Il sied donc d’examiner si c’est à juste

titre que l’intimé a retenu un forfait RI de 1'590 francs.

b) La famille A.X.________ est

constituée de trois personnes, soit un adulte et deux enfants. Le jugement du

Tribunal d’Arrondissement de Lausanne du 24 janvier 2002 indique que

l’intéressée a la garde de ses deux enfants en alternance avec son mari (à

savoir, deux semaines par mois, ce qui donne un taux de 50 %). Ainsi, comme

indiqué dans les Normes RI, pour déterminer le forfait RI pour les deux enfants

de la recourante, il faut prendre en compte celui relatif à un ménage de trois

personnes (2'070 fr.), y soustraire celui prévu pour une personne (1'110 fr.)

et diviser par deux la différence, ce qui donne [2'070 fr. – 1'110 fr. ] :

2.

= 480 fr. pour les deux enfants. En ajoutant cette somme au forfait RI d’une

personne seule (1'110 fr.) on obtient le montant de 1'590 fr. retenu dans la

décision querellée, qui n’apparaît donc pas critiquable sur ce point. Les

autres éléments de la décision (loyer, allocation familiale, frais

particuliers, franchise) ne sont pas contestés. Vérifiés d’office, les calculs

effectués par l’intimé s’avèrent exacts. C’est donc à juste titre et dans le

respect des normes en vigueur que le SPAS a fixé à 195 fr.10 le montant de

l’aide financière mensuelle accordé à la recourante au titre du RI.

Au demeurant, s’il est vrai que les

Normes RI prévoient qu’un montant de 20 fr. par jour et par enfant peut être

ajouté au forfait RI du parent qui exerce son droit de visite (ch. 6.1 al. 1),

ce régime ne s’applique pas au système de garde alternée, lequel fait l’objet

d’une réglementation spécifique (ch. 6.1 al.2).

En outre, l’art. 6.1 al.1 des normes

RI précise que ce montant quotidien de 20 fr. est limité en ce sens que le

montant mensuel accordé ne doit pas dépasser le forfait prévu lorsque les

enfants vivent en permanence dans le ménage.
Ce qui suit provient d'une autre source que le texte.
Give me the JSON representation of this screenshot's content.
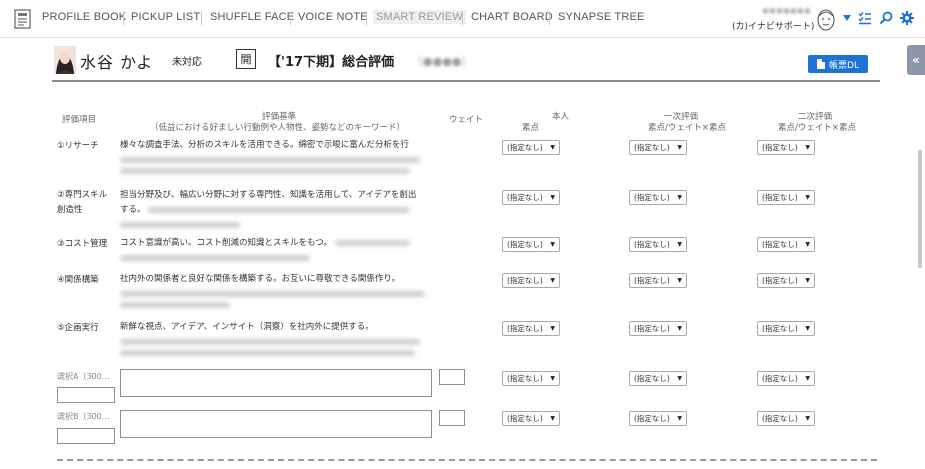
{
  "nav": {
    "items": [
      "PROFILE BOOK",
      "PICKUP LIST",
      "SHUFFLE FACE",
      "VOICE NOTE",
      "SMART REVIEW",
      "CHART BOARD",
      "SYNAPSE TREE"
    ],
    "active": "SMART REVIEW",
    "support_name": "(カ)イナビサポート)"
  },
  "icons": {
    "logo": "profile-book-logo",
    "avatar": "avatar-face",
    "caret": "caret-down-icon",
    "list": "list-check-icon",
    "search": "search-icon",
    "settings": "gear-icon",
    "collapse": "double-chevron-left-icon",
    "download": "document-icon"
  },
  "colors": {
    "accent": "#1e73d2",
    "nav_active_bg": "#efefef",
    "toggle_bg": "#8c96a8"
  },
  "person": {
    "name": "水谷 かよ",
    "status": "未対応"
  },
  "review": {
    "badge": "開",
    "title": "【'17下期】総合評価"
  },
  "download_label": "帳票DL",
  "table": {
    "headers": {
      "item": "評価項目",
      "criteria": "評価基準",
      "criteria_sub": "（低益における好ましい行動例や人物性、姿勢などのキーワード）",
      "weight": "ウェイト",
      "self": "本人",
      "self_sub": "素点",
      "first": "一次評価",
      "first_sub": "素点/ウェイト×素点",
      "second": "二次評価",
      "second_sub": "素点/ウェイト×素点"
    },
    "select_value": "(指定なし)",
    "rows": [
      {
        "label": "①リサーチ",
        "criteria": "様々な調査手法、分析のスキルを活用できる。綿密で示唆に富んだ分析を行"
      },
      {
        "label": "②専門スキル",
        "label2": "創造性",
        "criteria": "担当分野及び、幅広い分野に対する専門性、知識を活用して、アイデアを創出"
      },
      {
        "label": "③コスト管理",
        "criteria": "コスト意識が高い。コスト削減の知識とスキルをもつ。"
      },
      {
        "label": "④関係構築",
        "criteria": "社内外の関係者と良好な関係を構築する。お互いに尊敬できる関係作り。"
      },
      {
        "label": "⑤企画実行",
        "criteria": "新鮮な視点、アイデア、インサイト（洞察）を社内外に提供する。"
      }
    ],
    "optional": [
      {
        "label": "選択A（300…"
      },
      {
        "label": "選択B（300…"
      }
    ]
  }
}
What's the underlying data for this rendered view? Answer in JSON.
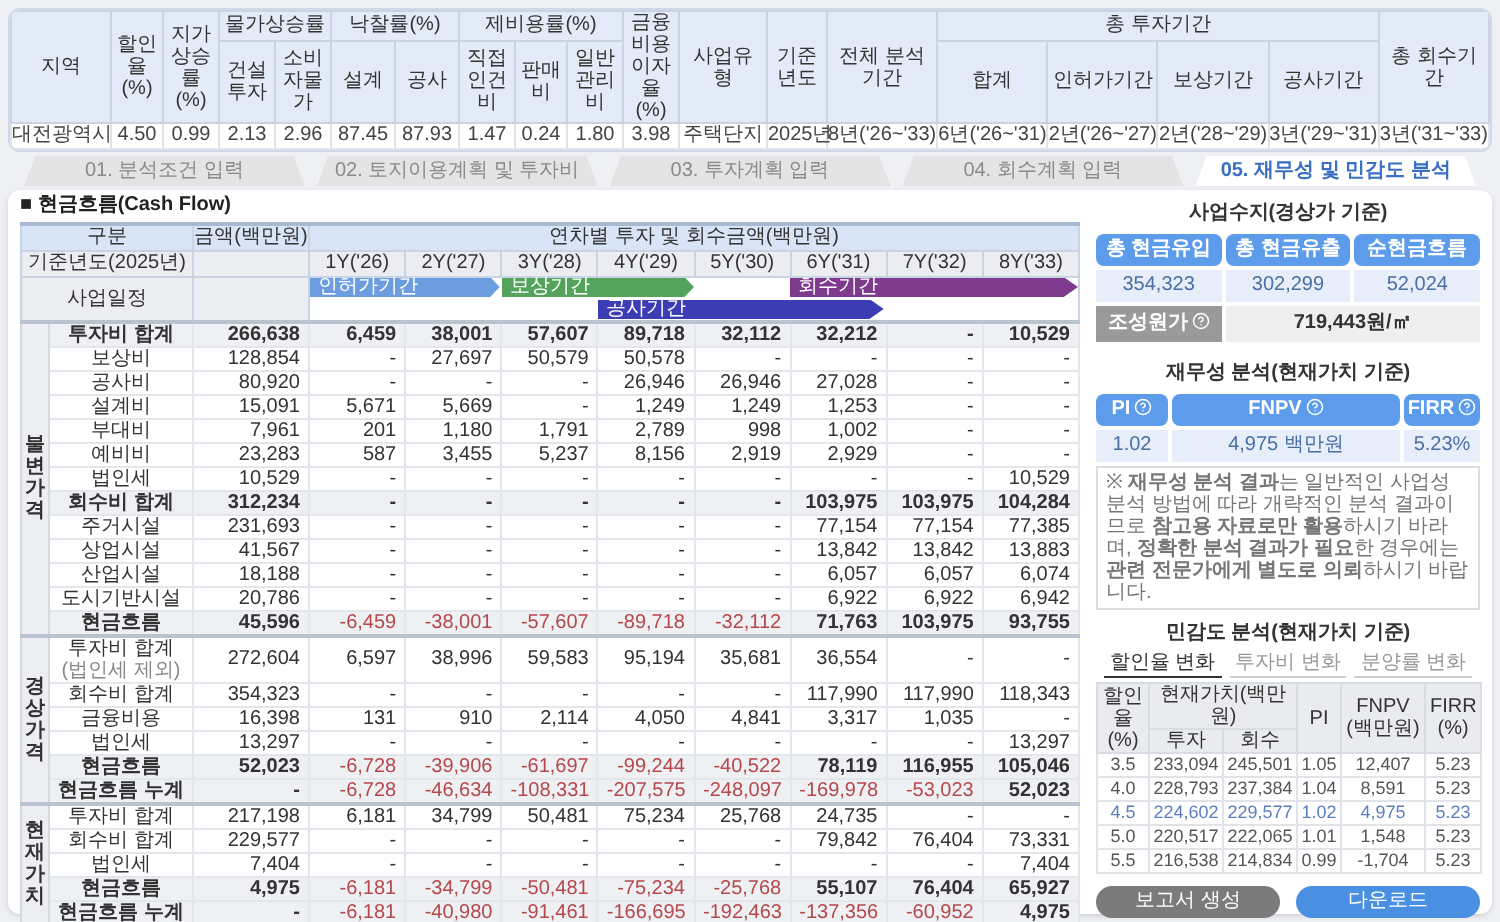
{
  "summary": {
    "columns": [
      {
        "label": "지역"
      },
      {
        "label": "할인율 (%)"
      },
      {
        "label": "지가상승률 (%)"
      },
      {
        "label": "물가상승률",
        "children": [
          "건설투자",
          "소비자물가"
        ]
      },
      {
        "label": "낙찰률(%)",
        "children": [
          "설계",
          "공사"
        ]
      },
      {
        "label": "제비용률(%)",
        "children": [
          "직접인건비",
          "판매비",
          "일반관리비"
        ]
      },
      {
        "label": "금융비용 이자율(%)"
      },
      {
        "label": "사업유형"
      },
      {
        "label": "기준 년도"
      },
      {
        "label": "전체 분석기간"
      },
      {
        "label": "총 투자기간",
        "children": [
          "합계",
          "인허가기간",
          "보상기간",
          "공사기간"
        ]
      },
      {
        "label": "총 회수기간"
      }
    ],
    "values": [
      "대전광역시",
      "4.50",
      "0.99",
      "2.13",
      "2.96",
      "87.45",
      "87.93",
      "1.47",
      "0.24",
      "1.80",
      "3.98",
      "주택단지",
      "2025년",
      "8년('26~'33)",
      "6년('26~'31)",
      "2년('26~'27)",
      "2년('28~'29)",
      "3년('29~'31)",
      "3년('31~'33)"
    ]
  },
  "steps": [
    {
      "label": "01. 분석조건 입력",
      "selected": false
    },
    {
      "label": "02. 토지이용계획 및 투자비",
      "selected": false
    },
    {
      "label": "03. 투자계획 입력",
      "selected": false
    },
    {
      "label": "04. 회수계획 입력",
      "selected": false
    },
    {
      "label": "05. 재무성 및 민감도 분석",
      "selected": true
    }
  ],
  "cash_flow": {
    "title": "■ 현금흐름(Cash Flow)",
    "category": "구분",
    "amount": "금액(백만원)",
    "yearly": "연차별 투자 및 회수금액(백만원)",
    "base_year": "기준년도(2025년)",
    "years": [
      "1Y('26)",
      "2Y('27)",
      "3Y('28)",
      "4Y('29)",
      "5Y('30)",
      "6Y('31)",
      "7Y('32)",
      "8Y('33)"
    ],
    "schedule": {
      "label": "사업일정",
      "bars": [
        {
          "label": "인허가기간",
          "kind": "permit"
        },
        {
          "label": "보상기간",
          "kind": "compensation"
        },
        {
          "label": "공사기간",
          "kind": "construction"
        },
        {
          "label": "회수기간",
          "kind": "supply"
        }
      ]
    },
    "groups": [
      {
        "label": "불변가격",
        "rows": [
          {
            "label": "투자비 합계",
            "kind": "subtotal",
            "amount": "266,638",
            "values": [
              "6,459",
              "38,001",
              "57,607",
              "89,718",
              "32,112",
              "32,212",
              "-",
              "10,529"
            ]
          },
          {
            "label": "보상비",
            "kind": "item",
            "amount": "128,854",
            "values": [
              "-",
              "27,697",
              "50,579",
              "50,578",
              "-",
              "-",
              "-",
              "-"
            ]
          },
          {
            "label": "공사비",
            "kind": "item",
            "amount": "80,920",
            "values": [
              "-",
              "-",
              "-",
              "26,946",
              "26,946",
              "27,028",
              "-",
              "-"
            ]
          },
          {
            "label": "설계비",
            "kind": "item",
            "amount": "15,091",
            "values": [
              "5,671",
              "5,669",
              "-",
              "1,249",
              "1,249",
              "1,253",
              "-",
              "-"
            ]
          },
          {
            "label": "부대비",
            "kind": "item",
            "amount": "7,961",
            "values": [
              "201",
              "1,180",
              "1,791",
              "2,789",
              "998",
              "1,002",
              "-",
              "-"
            ]
          },
          {
            "label": "예비비",
            "kind": "item",
            "amount": "23,283",
            "values": [
              "587",
              "3,455",
              "5,237",
              "8,156",
              "2,919",
              "2,929",
              "-",
              "-"
            ]
          },
          {
            "label": "법인세",
            "kind": "item",
            "amount": "10,529",
            "values": [
              "-",
              "-",
              "-",
              "-",
              "-",
              "-",
              "-",
              "10,529"
            ]
          },
          {
            "label": "회수비 합계",
            "kind": "subtotal",
            "amount": "312,234",
            "values": [
              "-",
              "-",
              "-",
              "-",
              "-",
              "103,975",
              "103,975",
              "104,284"
            ]
          },
          {
            "label": "주거시설",
            "kind": "item",
            "amount": "231,693",
            "values": [
              "-",
              "-",
              "-",
              "-",
              "-",
              "77,154",
              "77,154",
              "77,385"
            ]
          },
          {
            "label": "상업시설",
            "kind": "item",
            "amount": "41,567",
            "values": [
              "-",
              "-",
              "-",
              "-",
              "-",
              "13,842",
              "13,842",
              "13,883"
            ]
          },
          {
            "label": "산업시설",
            "kind": "item",
            "amount": "18,188",
            "values": [
              "-",
              "-",
              "-",
              "-",
              "-",
              "6,057",
              "6,057",
              "6,074"
            ]
          },
          {
            "label": "도시기반시설",
            "kind": "item",
            "amount": "20,786",
            "values": [
              "-",
              "-",
              "-",
              "-",
              "-",
              "6,922",
              "6,922",
              "6,942"
            ]
          },
          {
            "label": "현금흐름",
            "kind": "cashflow",
            "amount": "45,596",
            "values": [
              "-6,459",
              "-38,001",
              "-57,607",
              "-89,718",
              "-32,112",
              "71,763",
              "103,975",
              "93,755"
            ]
          }
        ]
      },
      {
        "label": "경상가격",
        "rows": [
          {
            "label": "투자비 합계",
            "note": "(법인세 제외)",
            "kind": "item",
            "amount": "272,604",
            "values": [
              "6,597",
              "38,996",
              "59,583",
              "95,194",
              "35,681",
              "36,554",
              "-",
              "-"
            ]
          },
          {
            "label": "회수비 합계",
            "kind": "item",
            "amount": "354,323",
            "values": [
              "-",
              "-",
              "-",
              "-",
              "-",
              "117,990",
              "117,990",
              "118,343"
            ]
          },
          {
            "label": "금융비용",
            "kind": "item",
            "amount": "16,398",
            "values": [
              "131",
              "910",
              "2,114",
              "4,050",
              "4,841",
              "3,317",
              "1,035",
              "-"
            ]
          },
          {
            "label": "법인세",
            "kind": "item",
            "amount": "13,297",
            "values": [
              "-",
              "-",
              "-",
              "-",
              "-",
              "-",
              "-",
              "13,297"
            ]
          },
          {
            "label": "현금흐름",
            "kind": "cashflow",
            "amount": "52,023",
            "values": [
              "-6,728",
              "-39,906",
              "-61,697",
              "-99,244",
              "-40,522",
              "78,119",
              "116,955",
              "105,046"
            ]
          },
          {
            "label": "현금흐름 누계",
            "kind": "cashflow",
            "amount": "-",
            "values": [
              "-6,728",
              "-46,634",
              "-108,331",
              "-207,575",
              "-248,097",
              "-169,978",
              "-53,023",
              "52,023"
            ]
          }
        ]
      },
      {
        "label": "현재가치",
        "rows": [
          {
            "label": "투자비 합계",
            "kind": "item",
            "amount": "217,198",
            "values": [
              "6,181",
              "34,799",
              "50,481",
              "75,234",
              "25,768",
              "24,735",
              "-",
              "-"
            ]
          },
          {
            "label": "회수비 합계",
            "kind": "item",
            "amount": "229,577",
            "values": [
              "-",
              "-",
              "-",
              "-",
              "-",
              "79,842",
              "76,404",
              "73,331"
            ]
          },
          {
            "label": "법인세",
            "kind": "item",
            "amount": "7,404",
            "values": [
              "-",
              "-",
              "-",
              "-",
              "-",
              "-",
              "-",
              "7,404"
            ]
          },
          {
            "label": "현금흐름",
            "kind": "cashflow",
            "amount": "4,975",
            "values": [
              "-6,181",
              "-34,799",
              "-50,481",
              "-75,234",
              "-25,768",
              "55,107",
              "76,404",
              "65,927"
            ]
          },
          {
            "label": "현금흐름 누계",
            "kind": "cashflow",
            "amount": "-",
            "values": [
              "-6,181",
              "-40,980",
              "-91,461",
              "-166,695",
              "-192,463",
              "-137,356",
              "-60,952",
              "4,975"
            ]
          }
        ]
      }
    ]
  },
  "balance": {
    "title": "사업수지(경상가 기준)",
    "headers": [
      "총 현금유입",
      "총 현금유출",
      "순현금흐름"
    ],
    "values": [
      "354,323",
      "302,299",
      "52,024"
    ],
    "cost": {
      "label": "조성원가",
      "value": "719,443원/㎡"
    }
  },
  "financial": {
    "title": "재무성 분석(현재가치 기준)",
    "items": [
      {
        "label": "PI",
        "value": "1.02"
      },
      {
        "label": "FNPV",
        "value": "4,975 백만원"
      },
      {
        "label": "FIRR",
        "value": "5.23%"
      }
    ],
    "note": "※ **재무성 분석 결과**는 일반적인 사업성 분석 방법에 따라 개략적인 분석 결과이므로 **참고용 자료로만 활용**하시기 바라며, **정확한 분석 결과가 필요**한 경우에는 **관련 전문가에게 별도로 의뢰**하시기 바랍니다."
  },
  "sensitivity": {
    "title": "민감도 분석(현재가치 기준)",
    "tabs": [
      {
        "label": "할인율 변화",
        "selected": true
      },
      {
        "label": "투자비 변화",
        "selected": false
      },
      {
        "label": "분양률 변화",
        "selected": false
      }
    ],
    "headers": {
      "rate": "할인율 (%)",
      "pv": "현재가치(백만원)",
      "invest": "투자",
      "recover": "회수",
      "pi": "PI",
      "fnpv": "FNPV (백만원)",
      "firr": "FIRR (%)"
    },
    "rows": [
      {
        "cells": [
          "3.5",
          "233,094",
          "245,501",
          "1.05",
          "12,407",
          "5.23"
        ],
        "selected": false
      },
      {
        "cells": [
          "4.0",
          "228,793",
          "237,384",
          "1.04",
          "8,591",
          "5.23"
        ],
        "selected": false
      },
      {
        "cells": [
          "4.5",
          "224,602",
          "229,577",
          "1.02",
          "4,975",
          "5.23"
        ],
        "selected": true
      },
      {
        "cells": [
          "5.0",
          "220,517",
          "222,065",
          "1.01",
          "1,548",
          "5.23"
        ],
        "selected": false
      },
      {
        "cells": [
          "5.5",
          "216,538",
          "214,834",
          "0.99",
          "-1,704",
          "5.23"
        ],
        "selected": false
      }
    ]
  },
  "buttons": [
    {
      "label": "보고서 생성",
      "kind": "secondary"
    },
    {
      "label": "다운로드",
      "kind": "primary"
    }
  ]
}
On peut en déduire que si un droit

de visite était effectivement exercé à concurrence de la moitié du mois, le

montant serait limité pour correspondre à celui d’un forfait, de sorte que l’on

se trouverait dans une situation semblable à celle de la recourante.

4.

Les considérants qui précèdent conduisent le

tribunal à rejeter le recours et à confirmer la décision entreprise. Le présent

arrêt sera rendu sans frais.

Dispositif

Par ces motifs

la Cour de droit administratif et public

du Tribunal cantonal

arrête:

I.

Le recours est rejeté.

II.

La décision rendue le 25 juin 2008 par le Service

de Prévoyance et d’aide sociales est confirmée.

III.

Le présent arrêt est rendu sans frais.

Lausanne, le 30 juin 2009

La présidente: La

greffière :

Le présent

arrêt est communiqué aux destinataires de l'avis d'envoi ci-joint.

Il peut faire l'objet, dans les trente

jours suivant sa( notification, d'un recours au Tribunal fédéral (Cours de

droit social, Schweizerhofquai 6, 6004 Lucerne). Le recours en matière de droit

public s'exerce aux conditions des articles 82 ss de la loi du 17 juin 2005 sur

le Tribunal fédéral (LTF - RS 173.110), le recours constitutionnel subsidiaire

à celles des articles 113 ss LTF. Le mémoire de recours doit

être rédigé dans une langue officielle, indiquer les conclusions, les motifs et

les moyens de preuve, et être signé. Les motifs doivent exposer succinctement

en quoi l’acte attaqué viole le droit. Les pièces invoquées comme moyens de

preuve doivent être jointes au mémoire, pour autant qu’elles soient en mains de

la partie; il en va de même de la décision attaquée.